Stephen Hayes (TX/EUS) wrote:

-----Original Message-----
From: Paul Hoffman [mailto:[EMAIL PROTECTED]
Sent: Tuesday, March 07, 2006 5:36 PM
To: [email protected]
Subject: [Techspec] Cutoff for post-approval corrections


At 4:37 PM -0600 3/7/06, Stephen Hayes (TX/EUS) wrote:

My response to Eric's comments inline.
> S 3.7:

> o Potential Req-POSTCORR-3 - The IETF technical

publisher should

have the discretion to reject post-approval

corrections as too

late in the process and propose that it be handled

as errata.

I'm not sure I agree with this. Fundamentally, that seems like the
kind of discretion that should rest with the IESG. The publisher
can of course say "this will require reflowing the document" or
"this will delay the document X weeks" but up until the moment
of publication I'm not sure why IESG shouldn't be able to direct
changes.


Ultimately, the publisher should be at the command of the IESG.

I think that might be "pentultimately"; ultimately, isn't the publishers at the command of IASA?


But this is analogous to the 11th hour appeal. If the document is ready to be published, there will be a process in the publisher to put it in the index and announce its availability. At what point can the IESG say "Stop"? Maybe it's like the movies and stopping the process is ok as long as they can rush in, throw themselves across the room, and stop the publisher from hitting the "Enter" key.

Fully agree. But, in the movie scenario, if the publisher sees the IESG collectively throw themselves across the room (well worth the price of admission alone!), the publisher would take its finger off the button. The wording of Req-POSTCORR-3 doesn't reflect that. A more accurate wording might be:

   o  Potential Req-POSTCORR-3 - The IETF technical publisher should
      have the discretion to publish the document as soon as all
      the parties that must approve the final document have done so.

This allows the IESG can dramatically leap in at any point before publication. Further, if the IESG wants the discretion to make changes in the document, it might make itself one of the parties that must approve the final document, most likely through one or more Area Directors. That is already the case now for any WG document and (possibly) any individual submission that has a sponsoring AD. The IESG and IASA can figure out exactly what the rules should be here.
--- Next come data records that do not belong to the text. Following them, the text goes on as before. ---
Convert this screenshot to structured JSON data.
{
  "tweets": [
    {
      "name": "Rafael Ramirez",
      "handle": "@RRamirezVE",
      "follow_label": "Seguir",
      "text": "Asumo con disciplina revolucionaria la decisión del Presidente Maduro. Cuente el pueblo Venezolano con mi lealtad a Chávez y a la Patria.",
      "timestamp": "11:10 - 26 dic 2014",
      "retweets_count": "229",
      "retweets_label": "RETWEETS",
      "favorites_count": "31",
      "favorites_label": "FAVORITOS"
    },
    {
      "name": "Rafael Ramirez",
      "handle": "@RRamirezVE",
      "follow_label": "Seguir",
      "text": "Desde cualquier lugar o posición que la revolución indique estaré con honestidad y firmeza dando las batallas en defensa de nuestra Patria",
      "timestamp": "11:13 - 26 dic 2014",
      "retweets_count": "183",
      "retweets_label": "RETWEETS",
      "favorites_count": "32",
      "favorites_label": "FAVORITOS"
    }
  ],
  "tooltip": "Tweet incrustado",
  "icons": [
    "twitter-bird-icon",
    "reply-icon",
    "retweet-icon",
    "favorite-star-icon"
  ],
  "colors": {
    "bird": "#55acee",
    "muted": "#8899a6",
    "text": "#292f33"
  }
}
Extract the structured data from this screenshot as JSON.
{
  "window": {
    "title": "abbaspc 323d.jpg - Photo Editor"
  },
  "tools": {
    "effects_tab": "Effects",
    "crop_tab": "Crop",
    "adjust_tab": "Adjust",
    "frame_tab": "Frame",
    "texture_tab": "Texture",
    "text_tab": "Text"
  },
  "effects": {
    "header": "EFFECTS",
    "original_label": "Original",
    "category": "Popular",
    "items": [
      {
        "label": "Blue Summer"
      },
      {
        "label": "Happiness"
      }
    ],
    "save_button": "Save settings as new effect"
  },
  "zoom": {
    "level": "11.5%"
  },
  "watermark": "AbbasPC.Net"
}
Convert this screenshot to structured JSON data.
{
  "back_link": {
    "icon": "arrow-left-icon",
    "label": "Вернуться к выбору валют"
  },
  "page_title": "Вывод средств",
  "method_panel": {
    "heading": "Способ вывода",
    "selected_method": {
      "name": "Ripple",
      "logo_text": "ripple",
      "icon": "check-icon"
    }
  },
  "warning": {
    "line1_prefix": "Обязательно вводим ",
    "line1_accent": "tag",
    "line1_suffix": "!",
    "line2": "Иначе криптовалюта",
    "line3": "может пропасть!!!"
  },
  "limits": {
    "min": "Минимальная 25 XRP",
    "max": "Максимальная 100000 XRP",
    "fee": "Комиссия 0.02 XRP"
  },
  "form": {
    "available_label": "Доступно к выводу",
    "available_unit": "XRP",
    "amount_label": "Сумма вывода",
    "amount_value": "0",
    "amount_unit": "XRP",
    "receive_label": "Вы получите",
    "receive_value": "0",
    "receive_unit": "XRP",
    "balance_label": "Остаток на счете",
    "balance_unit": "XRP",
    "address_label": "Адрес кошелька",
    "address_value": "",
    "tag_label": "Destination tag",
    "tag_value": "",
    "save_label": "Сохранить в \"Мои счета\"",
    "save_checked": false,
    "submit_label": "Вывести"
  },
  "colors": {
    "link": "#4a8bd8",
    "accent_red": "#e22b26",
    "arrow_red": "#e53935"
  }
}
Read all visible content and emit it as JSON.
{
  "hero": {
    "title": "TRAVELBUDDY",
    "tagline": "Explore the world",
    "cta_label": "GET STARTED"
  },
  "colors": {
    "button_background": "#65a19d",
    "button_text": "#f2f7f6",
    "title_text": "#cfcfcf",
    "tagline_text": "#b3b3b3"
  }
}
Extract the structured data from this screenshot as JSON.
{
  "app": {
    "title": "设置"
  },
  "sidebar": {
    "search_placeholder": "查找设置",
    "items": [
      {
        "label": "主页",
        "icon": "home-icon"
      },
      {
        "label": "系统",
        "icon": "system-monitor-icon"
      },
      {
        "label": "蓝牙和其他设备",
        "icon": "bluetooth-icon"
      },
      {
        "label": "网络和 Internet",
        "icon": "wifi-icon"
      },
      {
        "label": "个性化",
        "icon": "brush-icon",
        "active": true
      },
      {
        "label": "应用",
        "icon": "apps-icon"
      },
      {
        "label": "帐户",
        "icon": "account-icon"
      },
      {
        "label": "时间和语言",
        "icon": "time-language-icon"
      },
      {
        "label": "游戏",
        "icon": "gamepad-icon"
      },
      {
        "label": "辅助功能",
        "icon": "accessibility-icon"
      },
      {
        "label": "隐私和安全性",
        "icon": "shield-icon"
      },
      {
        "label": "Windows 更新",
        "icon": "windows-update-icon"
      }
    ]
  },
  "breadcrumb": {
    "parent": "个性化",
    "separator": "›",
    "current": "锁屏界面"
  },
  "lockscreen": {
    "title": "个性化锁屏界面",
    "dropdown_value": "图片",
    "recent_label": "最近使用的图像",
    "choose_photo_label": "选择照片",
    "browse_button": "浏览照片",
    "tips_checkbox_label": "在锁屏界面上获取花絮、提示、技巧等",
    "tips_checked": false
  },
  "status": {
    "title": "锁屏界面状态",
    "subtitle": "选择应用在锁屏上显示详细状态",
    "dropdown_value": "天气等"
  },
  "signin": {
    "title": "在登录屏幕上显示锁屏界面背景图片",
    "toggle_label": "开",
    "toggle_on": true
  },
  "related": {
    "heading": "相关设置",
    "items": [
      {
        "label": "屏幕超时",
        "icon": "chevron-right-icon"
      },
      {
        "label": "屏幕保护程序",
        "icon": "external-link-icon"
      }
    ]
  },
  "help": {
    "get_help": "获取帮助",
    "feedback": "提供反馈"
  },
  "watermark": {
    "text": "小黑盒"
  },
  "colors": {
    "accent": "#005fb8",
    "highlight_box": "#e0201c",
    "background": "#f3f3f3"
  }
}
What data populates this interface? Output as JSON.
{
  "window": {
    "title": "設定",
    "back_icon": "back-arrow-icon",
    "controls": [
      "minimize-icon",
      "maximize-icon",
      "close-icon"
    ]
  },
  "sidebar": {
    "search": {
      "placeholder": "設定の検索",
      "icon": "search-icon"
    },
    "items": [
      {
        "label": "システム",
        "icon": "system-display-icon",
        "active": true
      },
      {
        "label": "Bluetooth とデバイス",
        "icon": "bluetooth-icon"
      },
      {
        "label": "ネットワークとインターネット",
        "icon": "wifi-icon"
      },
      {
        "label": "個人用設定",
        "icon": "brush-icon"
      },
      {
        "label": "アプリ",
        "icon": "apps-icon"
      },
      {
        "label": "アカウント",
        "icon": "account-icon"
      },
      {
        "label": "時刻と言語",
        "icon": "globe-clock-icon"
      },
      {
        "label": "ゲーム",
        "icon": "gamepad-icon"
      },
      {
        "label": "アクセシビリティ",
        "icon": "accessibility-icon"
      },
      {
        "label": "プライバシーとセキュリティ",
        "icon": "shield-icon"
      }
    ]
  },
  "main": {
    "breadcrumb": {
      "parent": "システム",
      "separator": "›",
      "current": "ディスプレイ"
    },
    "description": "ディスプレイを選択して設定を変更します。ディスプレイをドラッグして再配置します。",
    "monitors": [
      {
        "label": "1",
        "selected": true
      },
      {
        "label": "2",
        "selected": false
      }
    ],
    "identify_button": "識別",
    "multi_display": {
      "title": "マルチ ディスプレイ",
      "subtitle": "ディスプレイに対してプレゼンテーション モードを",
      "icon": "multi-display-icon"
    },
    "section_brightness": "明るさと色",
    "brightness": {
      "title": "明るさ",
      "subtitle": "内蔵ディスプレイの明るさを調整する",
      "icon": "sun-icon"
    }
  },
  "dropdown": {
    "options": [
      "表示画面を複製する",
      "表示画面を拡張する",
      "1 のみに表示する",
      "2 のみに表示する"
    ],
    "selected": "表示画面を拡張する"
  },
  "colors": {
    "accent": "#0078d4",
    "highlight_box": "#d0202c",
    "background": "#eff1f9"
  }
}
If this is the case, I'm not sure we need to keep this requirement at all.  I think the 
requirement captured in the reworded version is somewhat implied.  The original idea was 
whether or not to give the technical publisher the ability to say "sorry, too 
late".  If we don't want to give them that authority then we should just remove this 
potential requirement all together.


Basically we need to be sure we keep the equivalent of AUTH48
where the authors and AD have a final look; but if they ask
for excessive changes at that stage, which *does* happen,
the publisher needs to be able to say no. On the other hand we
need the publisher to stop if someone on the technical side
finds a major problem at the last moment. Whether that makes
two requirements or one, I leave to Stephen.